While the interpretation of our findings has been in the context of audiovisual integration, we should consider another interpretation focused on the infants’ cognitive resources for processing unimodal information (e.g., Reynolds & Romano, 2016; Xiao et al., 2018). From the framework of the familiarization paradigm, the familiarity preferences indicate incomplete encoding of the familiar stimulus during the familiarization phase, while the novelty preferences indicate full encoding of the familiar stimulus (e.g., Hunter et al., 1983; Hunter & Ames, 1988; Pascalis & de Haan, 2003; Rose et al., 1982). Considering just the auditory stimuli in our study, the infants were familiarized with auditory /pa/, then tested on auditory /pa/ versus /ta/. By assuming that the process for the static image of vegetable requires less cognitive resource than the process for the movie of facial speech, our results were interpreted as following: the infants showed a novelty preference for the /ta/ voice in Experiment 3 where the auditory stimulus was presented with vegetable images because they processed the familiarization stimuli (/pa/ voice). Whereas the infants showed a familiarity preference for the /pa/ voice in Experiments 1 and 2, where a moving face rather than vegetable accompanied the auditory stimulus, because they still continued to process the familiarization stimuli (/pa/ voice). This may indicate that the processing of facial stimuli distracted the infants’ cognitive resources, which leads to an impairment in the processing of the speech sound, rather than the processing of audiovisual integration. Indeed, the decrease of looking time during familiarization face was larger for Experiment 3 than for Experiments 1 and 2, which might imply the difference of the levels of achievement of familiarization. On the other hand, such explanation might not completely account for the other-race effect. Because, neither novelty nor familiarization preference in the test phase was found in the other-race condition in Experiment 1 and 2 even though there was no difference of looking times during familiarization phase between the own-race and other-race conditions. Given this, our results indicate that the racial difference in speaker’s face affect the processing of audiovisual speech stimuli, rather than an impairment in the processing of the speech sound.
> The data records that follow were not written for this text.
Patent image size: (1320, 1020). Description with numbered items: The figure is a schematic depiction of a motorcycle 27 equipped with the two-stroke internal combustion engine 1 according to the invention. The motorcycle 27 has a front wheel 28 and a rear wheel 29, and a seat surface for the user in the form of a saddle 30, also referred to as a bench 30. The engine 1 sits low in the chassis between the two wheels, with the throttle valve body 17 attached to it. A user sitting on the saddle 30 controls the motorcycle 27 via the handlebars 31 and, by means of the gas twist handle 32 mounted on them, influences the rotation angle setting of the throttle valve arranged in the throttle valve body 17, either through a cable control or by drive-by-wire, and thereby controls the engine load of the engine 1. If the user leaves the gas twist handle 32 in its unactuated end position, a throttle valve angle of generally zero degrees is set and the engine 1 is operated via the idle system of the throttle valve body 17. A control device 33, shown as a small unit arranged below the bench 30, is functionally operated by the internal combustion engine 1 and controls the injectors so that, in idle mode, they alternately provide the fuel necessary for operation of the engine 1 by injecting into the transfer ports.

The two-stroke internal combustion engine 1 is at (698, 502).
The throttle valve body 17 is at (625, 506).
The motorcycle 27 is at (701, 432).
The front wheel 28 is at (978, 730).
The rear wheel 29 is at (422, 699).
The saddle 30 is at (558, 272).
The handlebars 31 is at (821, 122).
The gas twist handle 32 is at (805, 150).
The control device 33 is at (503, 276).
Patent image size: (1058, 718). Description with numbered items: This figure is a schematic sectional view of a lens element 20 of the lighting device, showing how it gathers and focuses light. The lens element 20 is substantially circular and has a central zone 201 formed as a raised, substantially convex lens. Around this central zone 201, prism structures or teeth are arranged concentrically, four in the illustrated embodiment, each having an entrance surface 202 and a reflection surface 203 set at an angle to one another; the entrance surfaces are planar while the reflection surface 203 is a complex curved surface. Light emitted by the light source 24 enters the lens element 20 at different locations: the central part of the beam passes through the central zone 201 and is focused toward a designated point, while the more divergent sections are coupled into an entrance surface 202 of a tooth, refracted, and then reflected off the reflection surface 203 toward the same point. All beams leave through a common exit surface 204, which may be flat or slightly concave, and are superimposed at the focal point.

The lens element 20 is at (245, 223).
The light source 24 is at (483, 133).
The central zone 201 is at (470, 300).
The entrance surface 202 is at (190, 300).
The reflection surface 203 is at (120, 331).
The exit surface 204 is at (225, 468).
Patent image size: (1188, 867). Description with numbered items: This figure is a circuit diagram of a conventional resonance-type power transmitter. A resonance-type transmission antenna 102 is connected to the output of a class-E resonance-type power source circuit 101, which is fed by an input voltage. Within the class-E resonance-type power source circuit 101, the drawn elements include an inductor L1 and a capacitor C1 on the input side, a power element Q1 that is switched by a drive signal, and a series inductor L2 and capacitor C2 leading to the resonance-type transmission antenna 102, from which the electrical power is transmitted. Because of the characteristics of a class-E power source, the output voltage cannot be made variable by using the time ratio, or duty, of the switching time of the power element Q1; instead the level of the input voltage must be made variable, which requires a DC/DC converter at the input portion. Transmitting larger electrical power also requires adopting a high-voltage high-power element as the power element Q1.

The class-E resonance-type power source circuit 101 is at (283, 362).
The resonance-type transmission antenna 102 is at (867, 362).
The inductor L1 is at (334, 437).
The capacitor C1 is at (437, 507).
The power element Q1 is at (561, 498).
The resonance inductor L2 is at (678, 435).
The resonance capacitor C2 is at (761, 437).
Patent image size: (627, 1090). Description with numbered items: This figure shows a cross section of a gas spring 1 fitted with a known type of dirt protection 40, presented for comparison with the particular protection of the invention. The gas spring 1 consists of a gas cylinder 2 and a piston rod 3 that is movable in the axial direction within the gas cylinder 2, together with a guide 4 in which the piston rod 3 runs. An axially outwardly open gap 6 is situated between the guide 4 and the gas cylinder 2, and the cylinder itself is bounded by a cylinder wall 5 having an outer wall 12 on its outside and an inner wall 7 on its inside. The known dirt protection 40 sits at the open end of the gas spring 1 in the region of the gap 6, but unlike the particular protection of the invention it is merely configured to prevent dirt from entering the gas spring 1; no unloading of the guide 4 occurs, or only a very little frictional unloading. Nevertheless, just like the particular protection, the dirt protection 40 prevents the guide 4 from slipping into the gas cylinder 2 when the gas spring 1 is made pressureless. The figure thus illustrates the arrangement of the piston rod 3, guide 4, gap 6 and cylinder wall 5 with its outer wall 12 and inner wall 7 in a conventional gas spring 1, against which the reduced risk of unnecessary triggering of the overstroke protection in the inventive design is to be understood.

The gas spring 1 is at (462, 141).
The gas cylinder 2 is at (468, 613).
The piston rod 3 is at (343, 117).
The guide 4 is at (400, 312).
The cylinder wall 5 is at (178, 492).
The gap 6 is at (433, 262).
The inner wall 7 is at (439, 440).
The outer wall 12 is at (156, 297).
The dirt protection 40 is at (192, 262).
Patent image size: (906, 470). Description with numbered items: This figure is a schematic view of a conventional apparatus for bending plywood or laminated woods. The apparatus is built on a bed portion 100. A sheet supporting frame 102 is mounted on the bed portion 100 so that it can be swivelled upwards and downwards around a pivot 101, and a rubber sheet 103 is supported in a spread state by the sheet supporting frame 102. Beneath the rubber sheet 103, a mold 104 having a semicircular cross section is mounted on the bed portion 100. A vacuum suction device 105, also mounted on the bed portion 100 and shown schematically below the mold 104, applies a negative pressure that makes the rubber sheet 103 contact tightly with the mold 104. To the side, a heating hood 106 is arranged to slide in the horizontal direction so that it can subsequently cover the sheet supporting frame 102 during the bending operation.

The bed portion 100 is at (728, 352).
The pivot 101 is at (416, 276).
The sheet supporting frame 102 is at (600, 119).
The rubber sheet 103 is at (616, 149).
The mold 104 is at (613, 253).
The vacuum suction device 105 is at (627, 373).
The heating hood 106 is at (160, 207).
Although previous research has demonstrated smaller McGurk effects in Japanese listeners compared with English listeners, these differences do not appear to emerge until 6–8 years (e.g., Sekiyama & Burnham, 2008; Sekiyama & Tohkura, 1991). Therefore, we believe that cultural differences had less impact on our results. In any case, the present study did demonstrate a McGurk effect, when infants saw an own-race face.

In summary, the current study demonstrated the other-race effect on the McGurk effect, indicating that infants are likely to integrate voice with an own-race face that they see often but not with an other-race face that they rarely experience. Our findings clarified the extended role of experience with faces in an infant’s development, which also supports the hypothesis that perceptual narrowing is a modality-general, pan-sensory process (e.g., Lewkowicz & Ghazanfar, 2009).